What is the Wind Speed at Altitude Calculator?
This tool estimates how wind speed changes with height above the ground using the wind shear power law. Wind is slower near the surface because of friction with terrain and obstacles, and it speeds up as you climb. Engineers, wind-turbine planners, and meteorologists use this relationship to scale a measured wind speed from one height (such as a 10 m weather mast) to a target height (such as a turbine hub at 50 m or higher).
How to use it
Enter a known wind speed and the height at which it was measured (h₁).

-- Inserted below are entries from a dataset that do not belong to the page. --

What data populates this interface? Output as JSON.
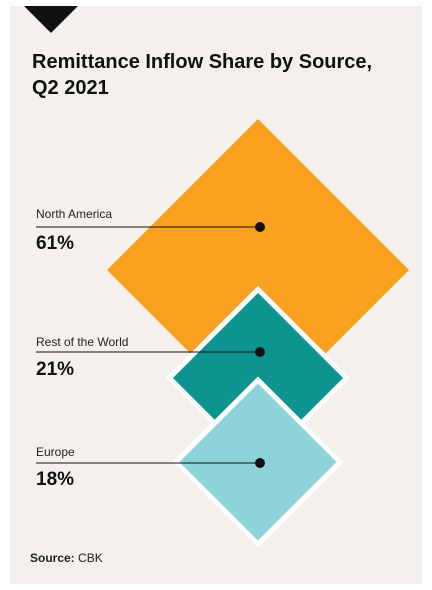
{
  "chart_data": {
    "type": "pie",
    "title": "Remittance Inflow Share by Source, Q2 2021",
    "unit": "%",
    "categories": [
      "North America",
      "Rest of the World",
      "Europe"
    ],
    "values": [
      61,
      21,
      18
    ],
    "value_labels": [
      "61%",
      "21%",
      "18%"
    ],
    "colors": [
      "#f8a120",
      "#0e9490",
      "#8cd3d8"
    ]
  },
  "source": {
    "label": "Source:",
    "value": "CBK"
  },
  "colors": {
    "background": "#f4f1ed",
    "corner_marker": "#111111",
    "label_line": "#111111"
  }
}
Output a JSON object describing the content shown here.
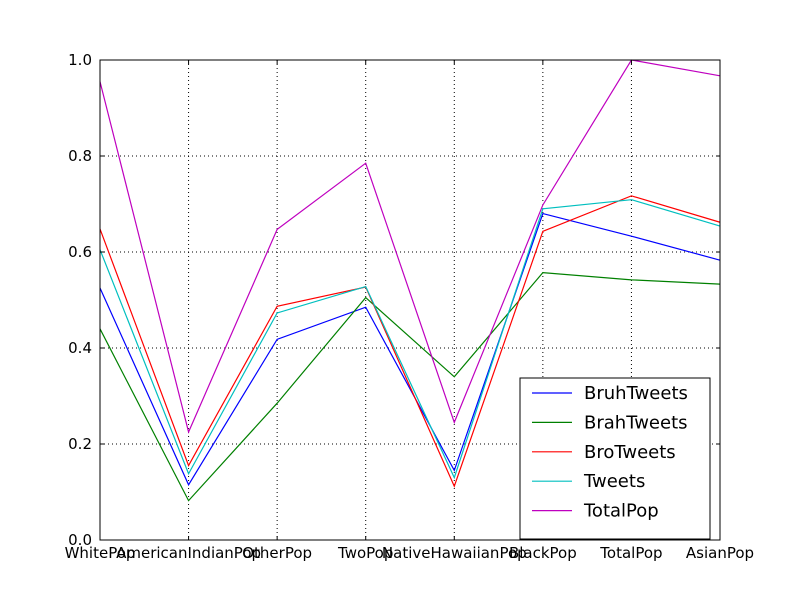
{
  "chart_data": {
    "type": "line",
    "title": "",
    "xlabel": "",
    "ylabel": "",
    "categories": [
      "WhitePop",
      "AmericanIndianPop",
      "OtherPop",
      "TwoPop",
      "NativeHawaiianPop",
      "BlackPop",
      "TotalPop",
      "AsianPop"
    ],
    "ylim": [
      0.0,
      1.0
    ],
    "yticks": [
      "0.0",
      "0.2",
      "0.4",
      "0.6",
      "0.8",
      "1.0"
    ],
    "grid": true,
    "legend_position": "lower-right",
    "series": [
      {
        "name": "BruhTweets",
        "color": "#0000ff",
        "values": [
          0.525,
          0.115,
          0.418,
          0.485,
          0.145,
          0.68,
          0.633,
          0.583
        ]
      },
      {
        "name": "BrahTweets",
        "color": "#008000",
        "values": [
          0.44,
          0.082,
          0.285,
          0.505,
          0.34,
          0.557,
          0.542,
          0.533
        ]
      },
      {
        "name": "BroTweets",
        "color": "#ff0000",
        "values": [
          0.648,
          0.155,
          0.487,
          0.527,
          0.112,
          0.643,
          0.717,
          0.662
        ]
      },
      {
        "name": "Tweets",
        "color": "#00bfbf",
        "values": [
          0.605,
          0.138,
          0.473,
          0.528,
          0.13,
          0.69,
          0.709,
          0.654
        ]
      },
      {
        "name": "TotalPop",
        "color": "#bf00bf",
        "values": [
          0.955,
          0.225,
          0.647,
          0.785,
          0.245,
          0.698,
          1.0,
          0.967
        ]
      }
    ]
  }
}
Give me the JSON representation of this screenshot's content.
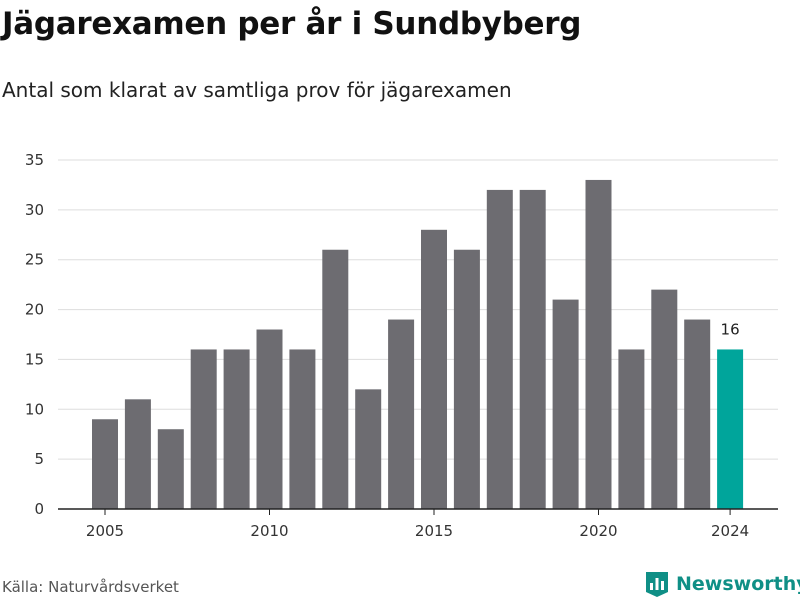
{
  "title": "Jägarexamen per år i Sundbyberg",
  "subtitle": "Antal som klarat av samtliga prov för jägarexamen",
  "source": "Källa: Naturvårdsverket",
  "brand": {
    "name": "Newsworthy",
    "icon": "bar-chart-logo-icon",
    "color": "#0f8f86"
  },
  "chart_data": {
    "type": "bar",
    "title": "Jägarexamen per år i Sundbyberg",
    "subtitle": "Antal som klarat av samtliga prov för jägarexamen",
    "xlabel": "",
    "ylabel": "",
    "ylim": [
      0,
      35
    ],
    "yticks": [
      0,
      5,
      10,
      15,
      20,
      25,
      30,
      35
    ],
    "xticks": [
      2005,
      2010,
      2015,
      2020,
      2024
    ],
    "grid": true,
    "legend": "none",
    "categories": [
      2005,
      2006,
      2007,
      2008,
      2009,
      2010,
      2011,
      2012,
      2013,
      2014,
      2015,
      2016,
      2017,
      2018,
      2019,
      2020,
      2021,
      2022,
      2023,
      2024
    ],
    "values": [
      9,
      11,
      8,
      16,
      16,
      18,
      16,
      26,
      12,
      19,
      28,
      26,
      32,
      32,
      21,
      33,
      16,
      22,
      19,
      16
    ],
    "bar_color": "#6d6c71",
    "highlight_color": "#00a59b",
    "highlight_category": 2024,
    "annotations": [
      {
        "x": 2024,
        "text": "16"
      }
    ]
  }
}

Then enter the target height (h₂) you want the speed for, and the wind shear exponent α for your terrain. The calculator returns the projected wind speed, the height ratio, and the percentage change relative to the reference speed.
The formula explained
The power law is $$v_2 = v_1 \cdot \left( \frac{h_2}{h_1} \right)^{\alpha}$$ The exponent \(\alpha\) (the Hellmann or wind-shear exponent) captures surface roughness: about 0.10 over open water or ice, 0.143 (the common "1/7 power law") over open terrain, 0.20 for suburbs, and 0.27 or more for woodland and dense cities. The percentage change in speed equals \(\left( h_2/h_1 \right)^{\alpha} - 1\) and does not depend on \(v_1\).
Worked example
Suppose wind is measured at 5 m/s at 10 m over open terrain (\(\alpha = 0.143\)) and you want the speed at 50 m. The ratio is \(50/10 = 5\), and \(5^{0.143} \approx 1.2588\), so $$v_2 \approx 5 \times 1.2588 = 6.29 \text{ m/s}$$ — about 25.88% faster than at the reference height.
FAQ
Is this an exact value? No. The power law is an empirical approximation; actual profiles vary with stability, time of day, and terrain.
What \(\alpha\) should I use? Use 0.143 as a neutral open-terrain default, and increase it for rougher surfaces. Site-specific \(\alpha\) can be derived from two measured heights.
Does it work for extrapolating downward? Yes — set h₂ below h₁ and the result will be a lower wind speed.